Accepted Answer · 2026-03-29T09:02:58.838Z

4.1: Calculate the velocity of the car relative to the truck. Let the eastern direction be positive. Velocity of car, $v_c = +20 \text{ m}\cdot\text{s}^{-1}$ Velocity of truck, $v_t = -20 \text{ m}\cdot\text{s}^{-1}$ The velocity of the car relative to the truck is given by: $$v_{c \text{ rel } t} = v_c - v_t$$ $$v_{c \text{ rel } t} = (+20 \text{ m}\cdot\text{s}^{-1}) - (-20 \text{ m}\cdot\text{s}^{-1})$$ $$v_{c \text{ rel } t} = 20 \text{ m}\cdot\text{s}^{-1} + 20 \text{ m}\cdot\text{s}^{-1}$$ $$v_{c \text{ rel } t} = 40 \text{ m}\cdot\text{s}^{-1}$$ The velocity of the car relative to the truck is $\boxed{\text{40 m}\cdot\text{s}^{-1} \text{ EAST}}$. 4.2: State the principle of conservation of linear momentum in words.

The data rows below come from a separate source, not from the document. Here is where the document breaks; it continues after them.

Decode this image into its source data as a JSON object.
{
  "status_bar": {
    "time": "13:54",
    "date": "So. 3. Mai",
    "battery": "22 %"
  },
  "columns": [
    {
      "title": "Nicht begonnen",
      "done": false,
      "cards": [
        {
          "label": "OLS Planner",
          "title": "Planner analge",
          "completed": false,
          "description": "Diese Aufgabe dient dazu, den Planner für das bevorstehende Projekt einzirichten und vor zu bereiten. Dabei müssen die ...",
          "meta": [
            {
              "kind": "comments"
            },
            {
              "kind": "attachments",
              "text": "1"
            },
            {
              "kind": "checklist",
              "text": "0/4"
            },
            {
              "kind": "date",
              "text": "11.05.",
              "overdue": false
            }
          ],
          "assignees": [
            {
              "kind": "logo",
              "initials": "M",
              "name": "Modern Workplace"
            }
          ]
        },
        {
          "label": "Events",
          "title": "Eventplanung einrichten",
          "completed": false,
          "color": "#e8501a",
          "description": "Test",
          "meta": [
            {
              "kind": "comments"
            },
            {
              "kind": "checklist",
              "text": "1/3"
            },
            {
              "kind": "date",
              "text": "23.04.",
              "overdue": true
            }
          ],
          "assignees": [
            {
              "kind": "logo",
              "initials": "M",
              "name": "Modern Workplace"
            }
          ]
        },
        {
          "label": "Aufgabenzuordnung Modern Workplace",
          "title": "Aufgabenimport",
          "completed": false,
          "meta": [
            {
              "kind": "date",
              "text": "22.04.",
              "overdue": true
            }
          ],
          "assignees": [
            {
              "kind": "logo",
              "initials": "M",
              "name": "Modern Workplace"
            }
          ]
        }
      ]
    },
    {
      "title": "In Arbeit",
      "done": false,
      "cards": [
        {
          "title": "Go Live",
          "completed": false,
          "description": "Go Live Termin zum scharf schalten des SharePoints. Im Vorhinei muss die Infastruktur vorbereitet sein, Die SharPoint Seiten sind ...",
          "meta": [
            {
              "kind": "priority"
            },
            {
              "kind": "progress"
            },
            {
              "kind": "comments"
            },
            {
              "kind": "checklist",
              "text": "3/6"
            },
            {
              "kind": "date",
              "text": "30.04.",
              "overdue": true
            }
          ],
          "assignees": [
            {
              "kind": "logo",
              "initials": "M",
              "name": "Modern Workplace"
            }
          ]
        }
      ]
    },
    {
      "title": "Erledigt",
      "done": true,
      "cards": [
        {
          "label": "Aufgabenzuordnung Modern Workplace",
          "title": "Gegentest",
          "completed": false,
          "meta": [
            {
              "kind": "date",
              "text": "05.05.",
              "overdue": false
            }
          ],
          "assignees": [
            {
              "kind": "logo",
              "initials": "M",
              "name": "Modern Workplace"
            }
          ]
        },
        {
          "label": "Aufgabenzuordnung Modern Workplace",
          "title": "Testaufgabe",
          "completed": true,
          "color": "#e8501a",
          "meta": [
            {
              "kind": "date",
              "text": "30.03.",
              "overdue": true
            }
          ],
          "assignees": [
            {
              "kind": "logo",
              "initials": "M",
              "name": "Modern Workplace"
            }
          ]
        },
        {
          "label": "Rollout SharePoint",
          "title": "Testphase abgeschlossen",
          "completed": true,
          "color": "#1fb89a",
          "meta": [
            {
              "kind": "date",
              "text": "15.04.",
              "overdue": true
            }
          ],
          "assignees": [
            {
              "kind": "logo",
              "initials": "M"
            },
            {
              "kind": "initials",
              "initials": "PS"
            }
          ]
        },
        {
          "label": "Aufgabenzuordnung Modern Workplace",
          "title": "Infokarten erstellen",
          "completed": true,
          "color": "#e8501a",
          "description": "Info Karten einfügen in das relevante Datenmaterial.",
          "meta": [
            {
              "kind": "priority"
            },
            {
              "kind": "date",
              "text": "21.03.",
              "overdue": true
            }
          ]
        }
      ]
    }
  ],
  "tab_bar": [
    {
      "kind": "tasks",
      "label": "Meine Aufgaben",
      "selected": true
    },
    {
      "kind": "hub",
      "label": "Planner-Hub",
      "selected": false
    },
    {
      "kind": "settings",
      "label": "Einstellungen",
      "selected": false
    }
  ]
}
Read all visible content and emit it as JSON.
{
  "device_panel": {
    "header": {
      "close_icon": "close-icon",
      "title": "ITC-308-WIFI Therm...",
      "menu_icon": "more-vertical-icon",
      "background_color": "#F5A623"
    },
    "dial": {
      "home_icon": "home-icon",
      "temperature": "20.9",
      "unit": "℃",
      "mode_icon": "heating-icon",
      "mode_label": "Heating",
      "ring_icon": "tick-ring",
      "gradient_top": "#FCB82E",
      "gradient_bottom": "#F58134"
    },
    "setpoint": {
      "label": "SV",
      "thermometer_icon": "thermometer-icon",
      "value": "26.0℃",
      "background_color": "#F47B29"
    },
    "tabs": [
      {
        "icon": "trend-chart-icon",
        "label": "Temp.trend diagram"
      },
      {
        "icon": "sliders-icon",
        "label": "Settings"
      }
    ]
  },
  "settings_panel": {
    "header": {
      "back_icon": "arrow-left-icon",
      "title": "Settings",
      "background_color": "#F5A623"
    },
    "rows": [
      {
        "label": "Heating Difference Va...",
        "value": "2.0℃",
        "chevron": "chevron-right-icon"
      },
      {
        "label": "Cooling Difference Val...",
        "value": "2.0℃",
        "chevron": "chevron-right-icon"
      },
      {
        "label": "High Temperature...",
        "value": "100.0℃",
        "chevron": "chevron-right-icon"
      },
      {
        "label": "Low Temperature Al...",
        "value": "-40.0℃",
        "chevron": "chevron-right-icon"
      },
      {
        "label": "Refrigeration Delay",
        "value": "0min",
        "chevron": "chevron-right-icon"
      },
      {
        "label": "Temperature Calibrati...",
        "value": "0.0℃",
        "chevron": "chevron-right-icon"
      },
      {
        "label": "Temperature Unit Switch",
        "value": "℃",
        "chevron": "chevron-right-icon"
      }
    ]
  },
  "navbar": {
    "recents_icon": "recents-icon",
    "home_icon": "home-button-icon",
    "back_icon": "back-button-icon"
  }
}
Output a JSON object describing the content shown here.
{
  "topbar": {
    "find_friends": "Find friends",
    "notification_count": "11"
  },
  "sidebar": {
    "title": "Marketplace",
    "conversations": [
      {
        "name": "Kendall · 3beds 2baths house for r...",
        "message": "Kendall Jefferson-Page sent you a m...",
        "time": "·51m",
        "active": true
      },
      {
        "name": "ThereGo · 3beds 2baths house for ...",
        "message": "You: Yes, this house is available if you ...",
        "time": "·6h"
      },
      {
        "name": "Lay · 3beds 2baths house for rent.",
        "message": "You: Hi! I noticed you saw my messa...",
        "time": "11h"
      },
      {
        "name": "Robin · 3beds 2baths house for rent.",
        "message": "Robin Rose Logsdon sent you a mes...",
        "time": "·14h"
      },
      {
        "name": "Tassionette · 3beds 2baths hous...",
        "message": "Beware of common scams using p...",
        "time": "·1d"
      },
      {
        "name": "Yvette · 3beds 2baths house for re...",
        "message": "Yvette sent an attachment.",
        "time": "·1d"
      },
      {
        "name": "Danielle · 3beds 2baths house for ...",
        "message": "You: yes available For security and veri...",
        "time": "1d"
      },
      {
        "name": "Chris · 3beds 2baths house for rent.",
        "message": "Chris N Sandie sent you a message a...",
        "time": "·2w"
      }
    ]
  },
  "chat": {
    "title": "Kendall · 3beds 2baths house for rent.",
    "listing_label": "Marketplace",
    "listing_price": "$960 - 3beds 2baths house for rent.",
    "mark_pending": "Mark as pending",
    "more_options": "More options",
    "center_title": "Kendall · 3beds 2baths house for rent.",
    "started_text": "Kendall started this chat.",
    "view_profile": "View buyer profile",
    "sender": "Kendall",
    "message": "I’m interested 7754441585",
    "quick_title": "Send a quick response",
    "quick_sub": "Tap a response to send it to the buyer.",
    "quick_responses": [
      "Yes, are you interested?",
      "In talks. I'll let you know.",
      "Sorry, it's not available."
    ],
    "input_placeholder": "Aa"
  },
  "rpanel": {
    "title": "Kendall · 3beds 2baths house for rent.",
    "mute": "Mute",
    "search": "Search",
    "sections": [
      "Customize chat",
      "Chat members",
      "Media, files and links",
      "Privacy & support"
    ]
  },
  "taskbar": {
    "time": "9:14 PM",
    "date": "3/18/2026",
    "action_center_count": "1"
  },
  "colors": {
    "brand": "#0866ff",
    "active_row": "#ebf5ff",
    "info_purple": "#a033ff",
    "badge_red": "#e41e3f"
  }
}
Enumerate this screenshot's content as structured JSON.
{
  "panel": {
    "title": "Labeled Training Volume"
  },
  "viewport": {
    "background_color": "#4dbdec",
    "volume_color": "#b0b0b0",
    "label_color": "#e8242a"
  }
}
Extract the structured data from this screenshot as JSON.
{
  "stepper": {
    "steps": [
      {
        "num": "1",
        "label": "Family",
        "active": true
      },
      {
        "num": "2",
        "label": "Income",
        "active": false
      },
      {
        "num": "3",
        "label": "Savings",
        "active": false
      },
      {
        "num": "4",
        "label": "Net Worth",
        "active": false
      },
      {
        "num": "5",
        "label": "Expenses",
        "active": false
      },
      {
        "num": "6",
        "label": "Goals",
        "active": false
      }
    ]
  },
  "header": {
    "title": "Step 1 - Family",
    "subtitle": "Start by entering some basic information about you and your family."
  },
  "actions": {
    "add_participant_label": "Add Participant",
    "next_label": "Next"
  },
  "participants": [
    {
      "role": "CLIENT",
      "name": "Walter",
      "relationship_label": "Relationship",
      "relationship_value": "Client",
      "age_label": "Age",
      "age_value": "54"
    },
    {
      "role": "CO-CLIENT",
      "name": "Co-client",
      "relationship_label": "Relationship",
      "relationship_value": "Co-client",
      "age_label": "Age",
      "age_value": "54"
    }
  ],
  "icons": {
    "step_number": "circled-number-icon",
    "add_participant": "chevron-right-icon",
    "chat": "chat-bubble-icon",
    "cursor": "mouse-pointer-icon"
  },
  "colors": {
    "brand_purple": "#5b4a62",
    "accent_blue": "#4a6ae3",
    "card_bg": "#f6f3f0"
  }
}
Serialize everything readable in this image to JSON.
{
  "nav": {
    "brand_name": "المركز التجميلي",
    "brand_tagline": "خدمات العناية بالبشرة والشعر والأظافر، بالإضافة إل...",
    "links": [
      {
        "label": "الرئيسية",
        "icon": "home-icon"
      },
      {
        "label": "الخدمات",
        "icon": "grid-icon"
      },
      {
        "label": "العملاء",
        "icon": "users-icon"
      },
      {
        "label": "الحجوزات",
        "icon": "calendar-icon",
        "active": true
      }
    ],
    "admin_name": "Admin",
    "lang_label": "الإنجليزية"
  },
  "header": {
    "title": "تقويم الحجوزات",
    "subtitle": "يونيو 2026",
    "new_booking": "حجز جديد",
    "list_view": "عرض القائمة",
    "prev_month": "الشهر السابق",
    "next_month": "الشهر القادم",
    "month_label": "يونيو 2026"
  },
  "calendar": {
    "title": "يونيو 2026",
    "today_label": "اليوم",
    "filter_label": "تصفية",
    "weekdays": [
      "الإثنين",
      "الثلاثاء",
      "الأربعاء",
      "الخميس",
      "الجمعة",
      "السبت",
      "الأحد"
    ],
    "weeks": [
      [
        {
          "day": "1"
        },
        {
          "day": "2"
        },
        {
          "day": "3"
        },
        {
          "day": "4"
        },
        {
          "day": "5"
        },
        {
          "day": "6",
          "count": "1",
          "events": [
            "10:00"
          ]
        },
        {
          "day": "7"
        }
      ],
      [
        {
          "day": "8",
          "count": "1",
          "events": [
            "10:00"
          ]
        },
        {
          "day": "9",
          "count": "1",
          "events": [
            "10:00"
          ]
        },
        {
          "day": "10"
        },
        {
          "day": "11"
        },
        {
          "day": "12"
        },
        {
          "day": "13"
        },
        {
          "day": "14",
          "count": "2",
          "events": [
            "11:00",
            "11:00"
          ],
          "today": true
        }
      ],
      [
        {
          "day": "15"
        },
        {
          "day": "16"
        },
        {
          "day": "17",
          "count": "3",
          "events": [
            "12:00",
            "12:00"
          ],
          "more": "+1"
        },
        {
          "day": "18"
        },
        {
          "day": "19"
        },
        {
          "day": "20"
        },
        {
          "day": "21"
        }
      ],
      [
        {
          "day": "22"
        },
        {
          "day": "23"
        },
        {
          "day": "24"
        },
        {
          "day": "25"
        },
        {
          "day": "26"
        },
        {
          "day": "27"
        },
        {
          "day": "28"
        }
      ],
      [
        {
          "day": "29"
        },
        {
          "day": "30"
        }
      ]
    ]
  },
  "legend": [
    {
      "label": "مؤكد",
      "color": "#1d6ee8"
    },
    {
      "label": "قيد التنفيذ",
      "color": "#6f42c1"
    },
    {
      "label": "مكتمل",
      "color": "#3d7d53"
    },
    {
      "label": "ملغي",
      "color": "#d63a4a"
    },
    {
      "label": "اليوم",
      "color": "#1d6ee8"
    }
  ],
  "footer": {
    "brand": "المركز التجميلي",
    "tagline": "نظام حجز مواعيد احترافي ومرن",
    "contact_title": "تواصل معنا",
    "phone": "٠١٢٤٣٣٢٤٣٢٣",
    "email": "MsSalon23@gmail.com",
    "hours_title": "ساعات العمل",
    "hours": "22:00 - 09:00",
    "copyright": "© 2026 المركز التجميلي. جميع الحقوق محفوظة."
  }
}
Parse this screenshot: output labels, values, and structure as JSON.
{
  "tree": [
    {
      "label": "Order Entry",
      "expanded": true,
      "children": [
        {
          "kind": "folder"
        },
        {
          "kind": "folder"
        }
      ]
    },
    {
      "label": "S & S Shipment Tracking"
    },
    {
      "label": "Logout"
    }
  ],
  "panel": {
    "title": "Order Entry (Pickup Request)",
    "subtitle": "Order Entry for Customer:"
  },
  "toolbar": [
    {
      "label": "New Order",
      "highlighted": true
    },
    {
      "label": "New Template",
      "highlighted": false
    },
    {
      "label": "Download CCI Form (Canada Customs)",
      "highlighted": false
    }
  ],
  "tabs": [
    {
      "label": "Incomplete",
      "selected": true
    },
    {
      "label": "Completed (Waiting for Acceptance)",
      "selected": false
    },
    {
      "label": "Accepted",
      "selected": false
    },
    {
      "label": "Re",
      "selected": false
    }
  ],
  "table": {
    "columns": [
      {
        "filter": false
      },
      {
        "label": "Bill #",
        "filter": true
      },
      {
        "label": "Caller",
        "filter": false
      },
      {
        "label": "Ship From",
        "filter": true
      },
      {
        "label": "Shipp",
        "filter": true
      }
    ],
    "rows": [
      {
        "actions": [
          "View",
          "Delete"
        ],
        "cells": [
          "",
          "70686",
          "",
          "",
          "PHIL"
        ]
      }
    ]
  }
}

In an isolated system, the total linear momentum remains constant. 4.3: Calculate the velocity of the truck-car system immediately after the collision. Let the eastern direction be positive. Mass of car, $m_c = m$ Initial velocity of car, $v_{ci} = +20 \text{ m}\cdot\text{s}^{-1}$ Mass of truck, $m_t = 2m$ Initial velocity of truck, $v_{ti} = -20 \text{ m}\cdot\text{s}^{-1}$ Since the vehicles stick together, their final velocity will be the same, $v_f$. According to the principle of conservation of linear momentum: $$m_c v_{ci} + m_t v_{ti} = (m_c + m_t) v_f$$ Substitute the given values: $$(m)(+20 \text{ m}\cdot\text{s}^{-1}) + (2m)(-20 \text{ m}\cdot\text{s}^{-1}) = (m + 2m) v_f$$ $$20m - 40m = 3m v_f$$ $$-20m = 3m v_f$$ Divide both sides by $m$: $$-20 = 3 v_f$$ $$v_f = \frac{-20}{3} \text{ m}\cdot\text{s}^{-1}$$ $$v_f \approx -6.67 \text{ m}\cdot\text{s}^{-1}$$ The negative sign indicates the direction is WEST. The velocity of the truck-car system immediately after the collision is $\boxed{\text{6.67 m}\cdot\text{s}^{-1} \text{ WEST}}$. 4.4.1: Determine, in terms of $F$, the magnitude of the force that the truck exerts on the car on impact. Give a reason for the answer. The magnitude of the force that the truck exerts on the car is $\boxed{F}$. Reason: According to Newton's Third Law, for every action, there is an equal and opposite reaction. The force exerted by the car on the truck is an action force, and the force exerted by the truck on the car is the reaction force. These forces are equal in magnitude and opposite in direction.